This issue of
Citylife

Editorial

Christmas has come early for 82 Thai families who will be having a fantastic December this year; the recipients of Habitat for Humanity’s Jimmy and Rosalynn Carter Work Project: The Mekong Build 2009. The week-long event was a roaring success and now 82 families will be living in a wonderful new neighbourhood, which they helped to build. Christian or not, I am sure they are grateful for the Christian spirit of Habitat’s volunteers.

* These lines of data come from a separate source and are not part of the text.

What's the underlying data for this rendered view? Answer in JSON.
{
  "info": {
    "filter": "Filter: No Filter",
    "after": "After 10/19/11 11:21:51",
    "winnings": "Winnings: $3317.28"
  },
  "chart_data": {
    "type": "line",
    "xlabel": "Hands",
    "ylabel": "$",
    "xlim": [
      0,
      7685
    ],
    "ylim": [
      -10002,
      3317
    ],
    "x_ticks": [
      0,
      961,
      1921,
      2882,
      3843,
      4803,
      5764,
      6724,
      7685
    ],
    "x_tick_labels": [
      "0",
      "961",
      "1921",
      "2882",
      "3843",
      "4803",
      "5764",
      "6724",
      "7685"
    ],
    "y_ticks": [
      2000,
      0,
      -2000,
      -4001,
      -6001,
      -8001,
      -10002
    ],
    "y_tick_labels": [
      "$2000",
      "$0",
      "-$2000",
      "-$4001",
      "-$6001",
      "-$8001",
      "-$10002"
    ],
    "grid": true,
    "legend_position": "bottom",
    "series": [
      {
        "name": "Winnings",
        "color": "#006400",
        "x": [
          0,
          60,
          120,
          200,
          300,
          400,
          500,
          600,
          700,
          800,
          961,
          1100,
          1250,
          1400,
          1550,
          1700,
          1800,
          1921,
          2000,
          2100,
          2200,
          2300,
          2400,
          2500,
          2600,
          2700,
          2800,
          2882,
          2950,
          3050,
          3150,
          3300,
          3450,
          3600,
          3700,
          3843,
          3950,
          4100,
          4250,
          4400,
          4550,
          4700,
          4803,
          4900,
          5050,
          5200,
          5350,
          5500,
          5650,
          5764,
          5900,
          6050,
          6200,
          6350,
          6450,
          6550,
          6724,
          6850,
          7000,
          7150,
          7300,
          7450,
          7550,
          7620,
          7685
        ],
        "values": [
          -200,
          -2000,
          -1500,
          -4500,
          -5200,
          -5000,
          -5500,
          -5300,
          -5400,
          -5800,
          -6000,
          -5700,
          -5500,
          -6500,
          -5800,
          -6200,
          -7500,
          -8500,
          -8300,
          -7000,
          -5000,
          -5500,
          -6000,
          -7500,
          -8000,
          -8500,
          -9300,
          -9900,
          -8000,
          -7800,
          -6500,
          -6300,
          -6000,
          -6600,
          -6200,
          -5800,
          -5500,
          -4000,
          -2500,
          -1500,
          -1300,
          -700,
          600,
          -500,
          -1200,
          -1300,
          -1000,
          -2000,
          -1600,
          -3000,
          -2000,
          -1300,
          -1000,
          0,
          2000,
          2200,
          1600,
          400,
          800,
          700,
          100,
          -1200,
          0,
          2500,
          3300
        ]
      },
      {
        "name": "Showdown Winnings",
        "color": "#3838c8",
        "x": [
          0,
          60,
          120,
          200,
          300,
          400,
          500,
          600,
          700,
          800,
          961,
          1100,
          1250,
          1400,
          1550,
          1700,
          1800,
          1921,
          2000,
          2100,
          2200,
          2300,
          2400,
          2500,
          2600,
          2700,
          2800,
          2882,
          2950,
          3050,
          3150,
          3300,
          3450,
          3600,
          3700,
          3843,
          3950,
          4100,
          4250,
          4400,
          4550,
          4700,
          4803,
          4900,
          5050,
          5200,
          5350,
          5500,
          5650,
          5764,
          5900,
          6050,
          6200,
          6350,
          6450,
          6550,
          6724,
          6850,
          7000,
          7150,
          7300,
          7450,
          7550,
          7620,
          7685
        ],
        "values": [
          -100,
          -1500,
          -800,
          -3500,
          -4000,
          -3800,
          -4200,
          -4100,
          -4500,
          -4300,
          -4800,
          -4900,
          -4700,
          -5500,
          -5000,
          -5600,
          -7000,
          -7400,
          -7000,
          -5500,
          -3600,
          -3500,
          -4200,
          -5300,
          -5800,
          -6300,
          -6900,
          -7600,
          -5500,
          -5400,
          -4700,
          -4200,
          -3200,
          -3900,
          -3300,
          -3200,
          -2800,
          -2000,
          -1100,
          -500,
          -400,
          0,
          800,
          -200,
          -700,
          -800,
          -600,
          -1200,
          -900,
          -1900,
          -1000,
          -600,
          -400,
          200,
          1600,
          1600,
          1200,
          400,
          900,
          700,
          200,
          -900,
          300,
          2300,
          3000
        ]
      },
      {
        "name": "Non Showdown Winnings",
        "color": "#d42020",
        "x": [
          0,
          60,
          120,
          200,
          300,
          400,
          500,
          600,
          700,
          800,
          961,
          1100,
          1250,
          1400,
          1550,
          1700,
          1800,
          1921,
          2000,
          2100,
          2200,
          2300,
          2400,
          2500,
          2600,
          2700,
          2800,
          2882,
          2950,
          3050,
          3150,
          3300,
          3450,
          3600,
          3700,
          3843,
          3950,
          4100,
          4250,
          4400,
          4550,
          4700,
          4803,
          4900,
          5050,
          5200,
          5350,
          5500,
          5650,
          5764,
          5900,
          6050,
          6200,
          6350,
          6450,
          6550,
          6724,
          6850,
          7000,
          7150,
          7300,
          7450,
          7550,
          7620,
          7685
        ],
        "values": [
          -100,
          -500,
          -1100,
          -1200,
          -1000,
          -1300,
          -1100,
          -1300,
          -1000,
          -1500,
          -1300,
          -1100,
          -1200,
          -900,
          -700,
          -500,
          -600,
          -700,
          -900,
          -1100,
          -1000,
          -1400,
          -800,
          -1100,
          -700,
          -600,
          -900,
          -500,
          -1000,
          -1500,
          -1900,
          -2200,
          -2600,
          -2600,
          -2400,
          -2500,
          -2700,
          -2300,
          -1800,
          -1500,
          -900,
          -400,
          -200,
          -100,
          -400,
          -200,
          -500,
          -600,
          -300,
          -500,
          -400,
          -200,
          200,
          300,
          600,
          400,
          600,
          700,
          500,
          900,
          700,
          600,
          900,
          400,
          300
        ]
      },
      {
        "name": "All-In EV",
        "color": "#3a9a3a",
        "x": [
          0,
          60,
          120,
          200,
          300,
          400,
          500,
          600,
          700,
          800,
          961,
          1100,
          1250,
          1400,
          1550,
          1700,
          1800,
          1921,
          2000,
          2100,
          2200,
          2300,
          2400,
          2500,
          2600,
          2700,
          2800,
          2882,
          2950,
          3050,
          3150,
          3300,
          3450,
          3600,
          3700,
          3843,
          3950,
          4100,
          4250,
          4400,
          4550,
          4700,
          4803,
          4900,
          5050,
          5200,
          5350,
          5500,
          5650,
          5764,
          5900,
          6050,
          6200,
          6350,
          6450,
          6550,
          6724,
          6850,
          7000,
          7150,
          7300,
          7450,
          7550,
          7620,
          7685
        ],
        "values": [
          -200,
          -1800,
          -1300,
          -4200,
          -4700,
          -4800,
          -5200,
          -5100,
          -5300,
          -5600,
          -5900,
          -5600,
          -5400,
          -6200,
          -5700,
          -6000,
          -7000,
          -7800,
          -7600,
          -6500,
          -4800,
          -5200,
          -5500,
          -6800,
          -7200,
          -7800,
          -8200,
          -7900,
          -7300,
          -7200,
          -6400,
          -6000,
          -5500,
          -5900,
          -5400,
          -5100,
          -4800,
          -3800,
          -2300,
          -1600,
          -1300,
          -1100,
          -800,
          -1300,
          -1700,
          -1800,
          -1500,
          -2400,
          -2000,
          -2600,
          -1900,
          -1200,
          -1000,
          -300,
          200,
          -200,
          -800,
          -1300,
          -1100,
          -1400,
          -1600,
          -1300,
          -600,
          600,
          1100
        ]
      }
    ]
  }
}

When I was a little girl one of my school friends lived across the canal from me. We often ran across the bridge to play together. One day she popped over and walked in as I was opening my presents from my Christmas stocking. I still remember her standing there, bug eyed, at the sight of my beautifully wrapped presents. When I told her that they were from a man called Santa Claus and that he brought presents to all good girls in the world, obnoxiously pointing out that I was one such good girl, she turned around and rushed home to see if she had received presents for being a good girl too. A couple of hours later her parents, rather upset, came over to see my parents. Apparently when my friend got home there was some serious drama – tears and tantrums – because she thought that Santa didn’t think she was a good enough girl to deserve presents. Her parents could not appease her wee broken heart so they decided to ask my parents to explain this thing called Christmas. Remember, this is thirty years ago, Christmas was not the commercial hit it is today, and many people in Chiang Mai didn’t really know the difference between Santa Claus and the Easter bunny, let alone heard of them. Years later my friend told me that she, and her sisters, all received presents from Santa every Christmas from that year on. And when the family crossed the bridge to visit Citylife’s garden party last year, her mother laughingly told me that the tradition took root and now the grand children expect, and receive, Christmas presents as well. Christmas became a part of their family tradition.

Religion aside, Christmas is a lovely thing (Thais are generally very welcoming of, and not threatened by, Christianity and other religions, after all with conversion numbers negligible, we can afford to be gracious). It is a wonderful punctuation to what has been, for many, and 2009 especially, a very hard year. It’s time to kick back and perhaps take things a bit easier, give presents, parties or time to those we hold dear, perhaps even reach out and do some feel-good deeds.

Wishing you all a blissfully happy Christmas and see you for an exciting new year.

Citylife [i]this month:[/i]

Citylife’s Multiple Personality issue features just some of the many colourful, outspoken, intriguing, or typical personalities that live in Chiang Mai. We introduce you to a radical writer, a cultural icon, an irreverent reverend, housewives-next-door, a career expat, an intrepid explorer and a couple of entrepreneurs. I hope that you enjoy meeting them, getting to know them, and hearing what they have to say.